DESCRIPTION OF SYMBOLS 10 ... Electric air pump, 14 ... Motor accommodating part, 16 ... Cylinder, 30 ... Motor, 30B ... Rotating shaft, 40 ... Crank, 42 ... Worm wheel, 46 ... Rod, 50 ... Piston, 60 ... Check valve (valve), 80 ... Drive circuit, 82 ... Circuit board, L1 ... Axis of motor, L2 ... Axis of cylinder, L3 ... Axis of crank

Claims (7)

A motor with a worm on the rotating shaft;
A crank configured to include a worm wheel meshed with the worm and a rod having one end rotatably connected to the worm wheel;
The cylinder is accommodated in a cylinder extending along the axial direction of the motor, connected to the other end of the rod, and reciprocated in the extending direction of the cylinder by the operation of the crank, and one end of the cylinder A piston for injecting air inside the cylinder from a valve provided at one end of the cylinder by moving to the side;
Electric air pump with   The electric air pump according to claim 1, wherein the cylinder is disposed adjacent to a radially outer side of the motor with respect to a motor housing portion that houses the motor.   2. The line extending through the direction of movement of the piston passing through the center of rotation of the worm wheel and the axis of the cylinder are offset in the radial direction of the motor as viewed from the axial direction of the worm wheel.
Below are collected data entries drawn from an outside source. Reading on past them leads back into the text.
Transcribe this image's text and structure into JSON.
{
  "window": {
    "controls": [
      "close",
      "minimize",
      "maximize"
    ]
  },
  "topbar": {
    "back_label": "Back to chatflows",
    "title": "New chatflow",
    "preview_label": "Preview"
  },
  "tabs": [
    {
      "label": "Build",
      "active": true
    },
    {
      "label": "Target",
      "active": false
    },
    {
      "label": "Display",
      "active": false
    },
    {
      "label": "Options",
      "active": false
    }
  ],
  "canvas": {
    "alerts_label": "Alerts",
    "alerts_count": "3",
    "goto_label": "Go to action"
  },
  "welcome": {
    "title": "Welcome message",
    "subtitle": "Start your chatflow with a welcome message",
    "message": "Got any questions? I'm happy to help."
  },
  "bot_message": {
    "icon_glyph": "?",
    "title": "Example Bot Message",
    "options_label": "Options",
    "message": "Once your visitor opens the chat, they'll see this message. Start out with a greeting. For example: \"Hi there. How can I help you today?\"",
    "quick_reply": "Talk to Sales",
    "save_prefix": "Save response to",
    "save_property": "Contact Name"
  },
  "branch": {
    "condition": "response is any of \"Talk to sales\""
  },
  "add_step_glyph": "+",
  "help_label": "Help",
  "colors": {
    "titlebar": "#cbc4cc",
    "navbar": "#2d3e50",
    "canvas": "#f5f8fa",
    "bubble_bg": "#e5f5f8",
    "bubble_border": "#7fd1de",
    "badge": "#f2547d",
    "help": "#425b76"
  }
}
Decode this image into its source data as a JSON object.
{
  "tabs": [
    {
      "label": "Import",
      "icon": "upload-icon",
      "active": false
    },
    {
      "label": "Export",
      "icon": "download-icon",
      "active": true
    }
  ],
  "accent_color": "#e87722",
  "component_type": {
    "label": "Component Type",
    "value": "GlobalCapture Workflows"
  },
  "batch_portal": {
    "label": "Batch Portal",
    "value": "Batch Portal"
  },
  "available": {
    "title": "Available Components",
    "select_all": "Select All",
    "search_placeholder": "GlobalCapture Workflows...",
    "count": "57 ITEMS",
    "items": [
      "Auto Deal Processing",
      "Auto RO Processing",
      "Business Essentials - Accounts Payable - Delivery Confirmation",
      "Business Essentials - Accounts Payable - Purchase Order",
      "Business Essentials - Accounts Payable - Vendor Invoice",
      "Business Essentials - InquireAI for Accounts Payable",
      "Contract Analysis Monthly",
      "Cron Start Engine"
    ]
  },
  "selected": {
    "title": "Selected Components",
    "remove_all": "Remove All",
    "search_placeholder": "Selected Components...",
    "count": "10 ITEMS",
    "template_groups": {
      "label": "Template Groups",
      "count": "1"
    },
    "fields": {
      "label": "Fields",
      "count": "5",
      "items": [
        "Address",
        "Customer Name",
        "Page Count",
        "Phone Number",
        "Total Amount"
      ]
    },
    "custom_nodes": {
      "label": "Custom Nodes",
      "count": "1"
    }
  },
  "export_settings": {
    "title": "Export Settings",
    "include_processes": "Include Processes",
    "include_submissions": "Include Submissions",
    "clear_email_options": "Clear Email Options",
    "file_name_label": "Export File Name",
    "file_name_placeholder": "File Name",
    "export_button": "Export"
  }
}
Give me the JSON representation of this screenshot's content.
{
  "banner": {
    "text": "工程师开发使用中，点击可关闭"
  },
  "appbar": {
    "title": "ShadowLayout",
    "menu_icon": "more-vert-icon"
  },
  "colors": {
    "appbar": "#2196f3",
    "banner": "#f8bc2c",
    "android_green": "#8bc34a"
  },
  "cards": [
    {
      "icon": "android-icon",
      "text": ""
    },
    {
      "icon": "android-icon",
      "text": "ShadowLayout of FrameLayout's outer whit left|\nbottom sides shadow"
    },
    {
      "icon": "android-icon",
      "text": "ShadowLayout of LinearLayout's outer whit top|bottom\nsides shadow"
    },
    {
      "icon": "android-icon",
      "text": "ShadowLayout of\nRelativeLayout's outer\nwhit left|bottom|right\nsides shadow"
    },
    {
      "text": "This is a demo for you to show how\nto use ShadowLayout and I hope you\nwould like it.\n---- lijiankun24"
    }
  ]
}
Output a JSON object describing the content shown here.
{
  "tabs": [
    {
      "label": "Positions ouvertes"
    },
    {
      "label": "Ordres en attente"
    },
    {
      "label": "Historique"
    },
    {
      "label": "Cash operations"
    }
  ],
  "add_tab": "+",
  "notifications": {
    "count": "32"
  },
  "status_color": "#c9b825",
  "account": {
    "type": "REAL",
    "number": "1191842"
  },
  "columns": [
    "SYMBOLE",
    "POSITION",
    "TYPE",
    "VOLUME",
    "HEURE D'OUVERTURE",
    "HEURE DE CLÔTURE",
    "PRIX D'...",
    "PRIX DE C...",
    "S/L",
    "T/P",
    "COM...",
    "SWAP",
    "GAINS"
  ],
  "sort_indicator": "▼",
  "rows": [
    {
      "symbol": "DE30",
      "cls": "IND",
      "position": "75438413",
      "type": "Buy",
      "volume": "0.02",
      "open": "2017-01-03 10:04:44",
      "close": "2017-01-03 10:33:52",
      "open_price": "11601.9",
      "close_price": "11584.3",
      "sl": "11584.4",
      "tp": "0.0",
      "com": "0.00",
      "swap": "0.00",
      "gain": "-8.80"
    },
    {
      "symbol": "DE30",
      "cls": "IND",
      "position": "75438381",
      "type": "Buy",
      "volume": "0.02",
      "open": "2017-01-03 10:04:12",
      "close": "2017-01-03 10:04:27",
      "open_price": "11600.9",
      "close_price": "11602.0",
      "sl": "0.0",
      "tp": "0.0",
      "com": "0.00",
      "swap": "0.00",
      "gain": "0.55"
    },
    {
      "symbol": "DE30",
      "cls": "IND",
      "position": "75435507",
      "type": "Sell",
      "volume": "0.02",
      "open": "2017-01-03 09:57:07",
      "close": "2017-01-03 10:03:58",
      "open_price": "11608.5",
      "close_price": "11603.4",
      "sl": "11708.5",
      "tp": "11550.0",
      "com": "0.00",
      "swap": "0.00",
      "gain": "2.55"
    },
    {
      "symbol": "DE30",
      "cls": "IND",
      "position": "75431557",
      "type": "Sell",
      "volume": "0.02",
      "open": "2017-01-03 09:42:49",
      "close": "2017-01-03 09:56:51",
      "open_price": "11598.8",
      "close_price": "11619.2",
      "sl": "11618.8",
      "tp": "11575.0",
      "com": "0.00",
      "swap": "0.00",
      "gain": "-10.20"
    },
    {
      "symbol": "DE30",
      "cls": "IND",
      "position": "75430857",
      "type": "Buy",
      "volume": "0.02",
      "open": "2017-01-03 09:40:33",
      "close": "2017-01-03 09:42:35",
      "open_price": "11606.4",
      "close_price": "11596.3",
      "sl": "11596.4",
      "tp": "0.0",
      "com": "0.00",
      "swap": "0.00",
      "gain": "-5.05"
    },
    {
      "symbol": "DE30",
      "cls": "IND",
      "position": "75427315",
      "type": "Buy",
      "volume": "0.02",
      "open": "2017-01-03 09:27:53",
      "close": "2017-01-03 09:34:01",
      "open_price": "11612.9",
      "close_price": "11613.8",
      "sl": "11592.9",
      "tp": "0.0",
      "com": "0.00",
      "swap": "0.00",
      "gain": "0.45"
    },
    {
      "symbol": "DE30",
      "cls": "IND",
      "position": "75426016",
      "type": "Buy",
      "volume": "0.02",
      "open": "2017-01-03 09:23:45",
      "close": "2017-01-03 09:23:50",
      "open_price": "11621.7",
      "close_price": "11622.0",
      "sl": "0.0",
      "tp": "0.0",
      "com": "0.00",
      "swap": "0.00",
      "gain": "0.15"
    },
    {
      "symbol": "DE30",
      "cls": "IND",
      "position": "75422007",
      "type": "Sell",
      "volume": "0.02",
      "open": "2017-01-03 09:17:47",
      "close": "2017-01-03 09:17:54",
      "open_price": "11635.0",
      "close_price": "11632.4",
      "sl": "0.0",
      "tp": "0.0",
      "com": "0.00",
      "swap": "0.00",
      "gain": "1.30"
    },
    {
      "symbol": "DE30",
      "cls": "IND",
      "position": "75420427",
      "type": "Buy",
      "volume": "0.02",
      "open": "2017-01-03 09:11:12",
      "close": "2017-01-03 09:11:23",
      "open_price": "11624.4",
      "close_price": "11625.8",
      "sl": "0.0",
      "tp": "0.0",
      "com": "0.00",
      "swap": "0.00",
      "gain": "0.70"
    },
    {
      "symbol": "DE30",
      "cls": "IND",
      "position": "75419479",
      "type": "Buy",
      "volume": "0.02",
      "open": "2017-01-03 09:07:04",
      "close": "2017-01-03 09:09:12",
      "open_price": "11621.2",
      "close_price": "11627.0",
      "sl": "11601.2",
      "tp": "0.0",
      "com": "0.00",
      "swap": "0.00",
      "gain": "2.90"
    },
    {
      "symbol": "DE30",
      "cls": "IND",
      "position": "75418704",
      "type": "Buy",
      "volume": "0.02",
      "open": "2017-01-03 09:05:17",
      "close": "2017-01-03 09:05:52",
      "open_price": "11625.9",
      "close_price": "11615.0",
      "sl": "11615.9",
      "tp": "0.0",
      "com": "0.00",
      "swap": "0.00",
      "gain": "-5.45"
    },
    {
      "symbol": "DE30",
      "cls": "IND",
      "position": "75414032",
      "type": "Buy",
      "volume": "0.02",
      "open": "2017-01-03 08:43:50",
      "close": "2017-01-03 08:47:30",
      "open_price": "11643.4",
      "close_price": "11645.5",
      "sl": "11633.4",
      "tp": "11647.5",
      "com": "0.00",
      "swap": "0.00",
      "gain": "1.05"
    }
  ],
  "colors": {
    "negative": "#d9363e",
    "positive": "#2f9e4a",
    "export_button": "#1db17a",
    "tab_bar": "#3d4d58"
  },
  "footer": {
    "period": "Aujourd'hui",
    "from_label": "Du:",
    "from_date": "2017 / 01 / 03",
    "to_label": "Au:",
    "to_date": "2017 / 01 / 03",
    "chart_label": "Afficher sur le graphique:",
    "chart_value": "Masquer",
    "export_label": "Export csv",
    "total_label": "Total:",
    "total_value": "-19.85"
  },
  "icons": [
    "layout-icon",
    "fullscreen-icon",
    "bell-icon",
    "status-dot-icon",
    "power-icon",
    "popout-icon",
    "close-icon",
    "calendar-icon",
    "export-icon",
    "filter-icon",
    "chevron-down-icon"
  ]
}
Or the electric air pump of Claim 2.   A line extending along the moving direction of the piston passing through the rotation center of the worm wheel as viewed from the axial direction of the worm wheel is disposed between the axis of the cylinder and the axis of the motor. Item 4. The electric air pump according to Item 3. The rod is disposed on one side in the axial direction of the worm wheel,
The electric air pump according to any one of claims 1 to 4, wherein a circuit board constituting a drive circuit for driving the motor is disposed on the other axial side of the worm wheel.   The portion of the rod facing the worm wheel and the rotational axis of the worm wheel extends linearly in the rotational radial direction of the worm wheel as viewed from the rotational radial outer side of the worm wheel. The electric air pump according to any one of claims 5 to 5. The space where the crank is disposed and the space where the circuit board constituting the drive circuit for driving the motor is disposed adjacent to each other in the direction of the rotation axis of the worm wheel,
The electric motor according to any one of claims 1 to 6, wherein a space in which the crank is disposed and a space in which the circuit board is disposed are disposed so as to overlap in the moving direction of the piston and the piston. air pump.